The specific site is at 2401 S I-35 in District Three. It’s near multiple schools and shares a fence with homes, which opponents stressed as risks during public comments.
Members of the public who spoke fell on both sides on whether the purchase should happen or not, but most speakers said they saw the need for a housing navigation center. Some opposed the creation of a new center altogether.
The opposition largely characterized the center’s potential clients as a potential threat to them and their families. Supporters said that those clients could include families and Austin ISD students.
The proposal to purchase the property came after a search began in June for a new location for the services provided at the Sunrise Homeless Navigation Center.
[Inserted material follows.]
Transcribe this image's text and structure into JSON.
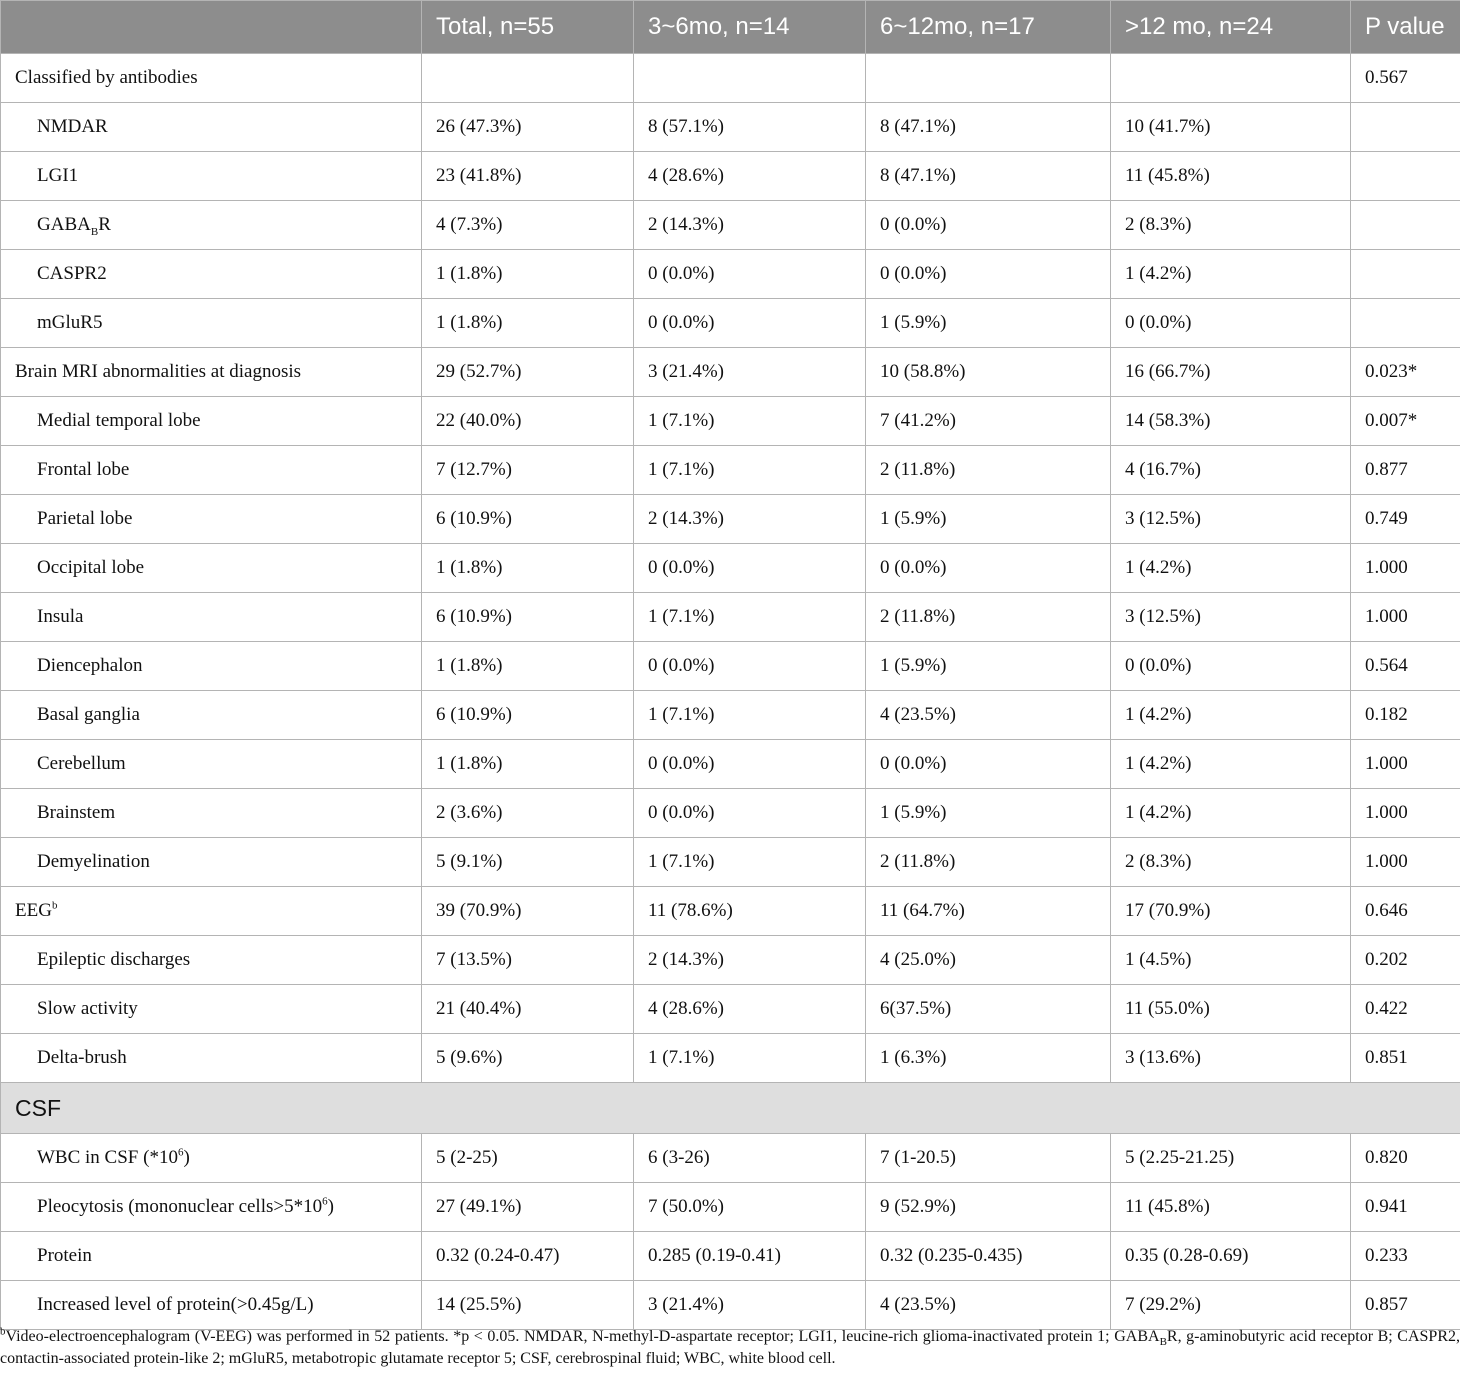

Councilmember Marc Duchen moved to table the item for 30 days, but it was not seconded.
Ahead of the vote, CM José Velásquez, who represents district three, said he would vote no on the proposal to give the community more time to present a better plan to the public.
“We cannot lose the humanity of the issue,” he said.
Duchen, Velásquez and CM Zo Qadri voted against the item. The council’s eight other members carried the item to passage.
In a Wednesday interview with KXAN’s Grace Reader, Mayor Kirk Watson said that the proposed center would have been controversial no matter where the city tried to put it.
“Certainly there is a subset of that population of our community that worries, and I don’t dismiss those worries about where it gets located,” he said. “In order to address the needs of people living homeless and to solve this problem, this humanitarian problem we have, we’re going to need to have certain types of facilities that meet certain types of needs.”
He noted that unlike other navigation centers in Austin, a city-owned facility would give Austin the ability to set and enforce the center’s rules.
“One of the things I say is with all the success that we’re seeing in approaching how we address people living homeless, we have to keep moving forward,” Watson said. “We have to keep making investments that will help us in this. And I don’t have any question that a new Navigation Center will help us continue moving forward.”